In distributed systems, nodes may need to process large computations and must stay updated about each other's results to maintain system-wide consistency.


🧐 Why Is Consensus Needed? (With Example)

  1. Example:

    • Suppose we have a banking system and process a transfer of amount x from accountA to accountB. The system must ensure all servers agree on the value of x.
  2. Problems Without Consensus:

    • Server 1 updates accountA to -x but crashes before updating accountB to +x.
    • Server 2 sees an inconsistent state.
    • If nodes do not agree on a single correct state, incorrect balances may occur.
  3. How Consensus Solves This:

    • All nodes first agree on a single order of transactions.
    • Even if some nodes fail, the majority can still ensure correctness.
    • No transaction is lost, and all nodes eventually reach the same state.
  4. Consensus is also used in distributed databases to ensure ACID properties.


🏗️ How to Achieve Consensus in Distributed Systems

A non-faulty node is one that is not crashed, attacked, or malfunctioning.

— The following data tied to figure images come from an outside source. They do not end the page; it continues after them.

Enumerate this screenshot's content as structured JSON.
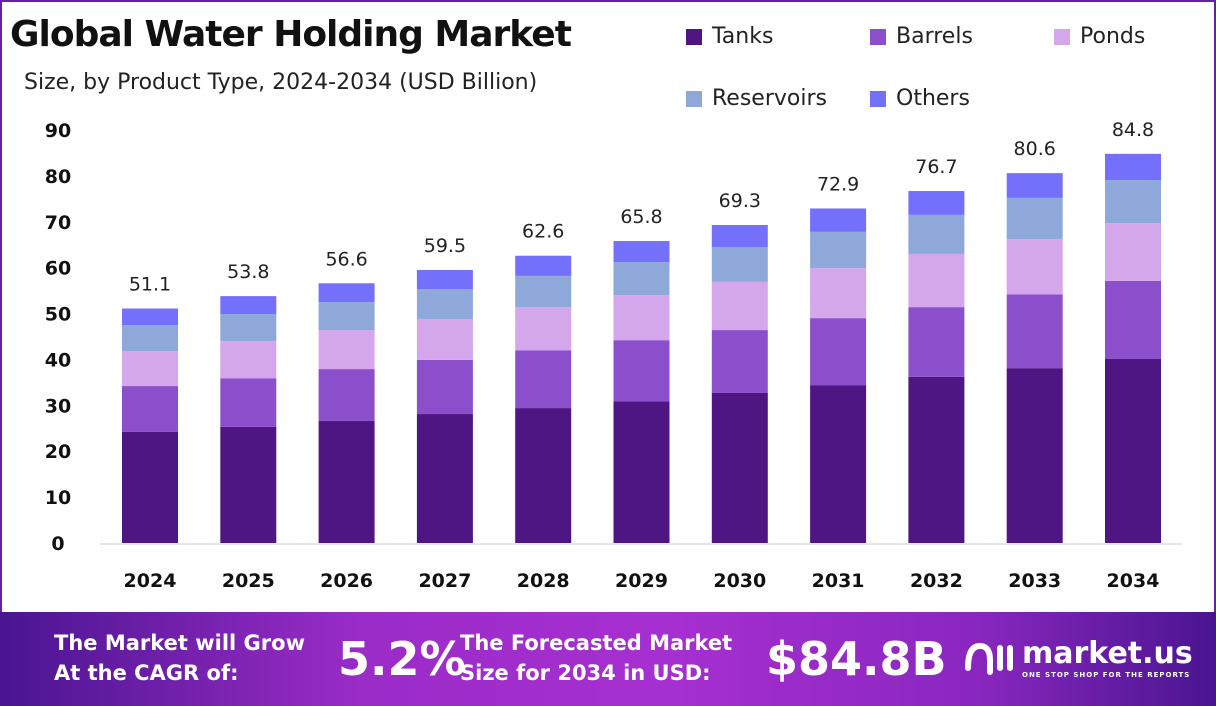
{
  "chart_data": {
    "type": "bar",
    "stacked": true,
    "title": "Global Water Holding Market",
    "subtitle": "Size, by Product Type, 2024-2034 (USD Billion)",
    "categories": [
      "2024",
      "2025",
      "2026",
      "2027",
      "2028",
      "2029",
      "2030",
      "2031",
      "2032",
      "2033",
      "2034"
    ],
    "series": [
      {
        "name": "Tanks",
        "color": "#4e1683",
        "values": [
          24.2,
          25.3,
          26.6,
          28.1,
          29.4,
          30.9,
          32.7,
          34.4,
          36.2,
          38.1,
          40.1
        ]
      },
      {
        "name": "Barrels",
        "color": "#8b4fcc",
        "values": [
          10.0,
          10.6,
          11.3,
          11.8,
          12.6,
          13.3,
          13.7,
          14.6,
          15.2,
          16.1,
          17.0
        ]
      },
      {
        "name": "Ponds",
        "color": "#d4a6ea",
        "values": [
          7.6,
          8.1,
          8.5,
          8.9,
          9.4,
          9.8,
          10.5,
          10.9,
          11.6,
          12.0,
          12.6
        ]
      },
      {
        "name": "Reservoirs",
        "color": "#8ea8da",
        "values": [
          5.7,
          5.9,
          6.1,
          6.5,
          6.8,
          7.2,
          7.6,
          7.9,
          8.5,
          9.0,
          9.4
        ]
      },
      {
        "name": "Others",
        "color": "#7470fc",
        "values": [
          3.6,
          3.9,
          4.1,
          4.2,
          4.4,
          4.6,
          4.8,
          5.1,
          5.2,
          5.4,
          5.7
        ]
      }
    ],
    "totals": [
      "51.1",
      "53.8",
      "56.6",
      "59.5",
      "62.6",
      "65.8",
      "69.3",
      "72.9",
      "76.7",
      "80.6",
      "84.8"
    ],
    "yticks": [
      "0",
      "10",
      "20",
      "30",
      "40",
      "50",
      "60",
      "70",
      "80",
      "90"
    ],
    "ylim": [
      0,
      90
    ],
    "grid": false,
    "legend_position": "top-right"
  },
  "banner": {
    "cagr_label_1": "The Market will Grow",
    "cagr_label_2": "At the CAGR of:",
    "cagr_value": "5.2%",
    "forecast_label_1": "The Forecasted Market",
    "forecast_label_2": "Size for 2034 in USD:",
    "forecast_value": "$84.8B",
    "logo_name": "market.us",
    "logo_tagline": "ONE STOP SHOP FOR THE REPORTS"
  }
}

  1. All non-faulty nodes should agree on the same value v. If even one does not agree, consensus cannot be achieved.
  2. The value v should be proposed by a non-faulty node.

⚠️ Challenges

Most common challenges:

  1. Crash:

    • Occurs when a node does not respond to other nodes due to hardware, software, or network faults.
    • Can often be handled by ignoring the node's existence.
  2. Byzantine Failure:

    • Occurs when one or more nodes behave abnormally (not crashed), forwarding different messages to different peers due to internal or external attacks.
    • A node may act maliciously, sending false information to other nodes (e.g., hacking attempts in blockchain).
    • A consensus algorithm that can handle Byzantine failures can address any type of consensus problem in distributed systems.

🗳️ Consensus Algorithms

Voting-Based Algorithms

  1. Practical Byzantine Fault Tolerance (PBFT):

    • Handles Byzantine failures.
    • Principle: If more than two-thirds of all nodes are honest, consensus can be reached.
    • How it works:
      1. The client sends a request to the primary node.
      2. The primary node broadcasts the request to all secondary nodes.
      3. All nodes perform the requested service and reply to the client.
      4. The request is considered successful when the client receives similar responses from at least two-thirds of the nodes.
    • Pros:
      • Can tolerate up to 1/3 of nodes being faulty.
    • Cons:
      • Communication overhead.
  2. Paxos:

    • One of the most widely used consensus algorithms; a fault-tolerant, majority-based protocol.
    • Used in Google Spanner.
    • How it works:
      1. A proposer proposes a value.
      2. Acceptors (majority of nodes) vote on the proposal.
      3. If a majority agree, the value is committed and learned by all nodes.
    • Pros:
      • Fault tolerant.
    • Cons:
      • Involves multiple message exchanges.
  3. Raft:

    • Uses leader election.
    • Used in CockroachDB.
    • How it works:
      1. A leader is elected among nodes.
      2. The leader receives updates and replicates them to followers.
      3. Once a majority confirm, the update is applied.
    • Pros:
      • Simpler than Paxos.
    • Cons:
      • If the leader fails, a new election must occur.

Proof-Based Algorithms

  1. Proof of Work (PoW):

    • Used in Bitcoin and other blockchains.
    • How it works:
      1. A node (miner) solves a complex mathematical puzzle.
      2. The solution (proof) is verified by other nodes.
      3. If valid, the block is added to the blockchain.
    • Pros:
      • Highly secure.
    • Cons:
      • Slow.
      • Consumes huge amounts of energy.
  2. Proof of Stake (PoS):

    • Used in Ethereum 2.0.
    • PoS is an alternative to PoW, where validators stake coins instead of solving puzzles.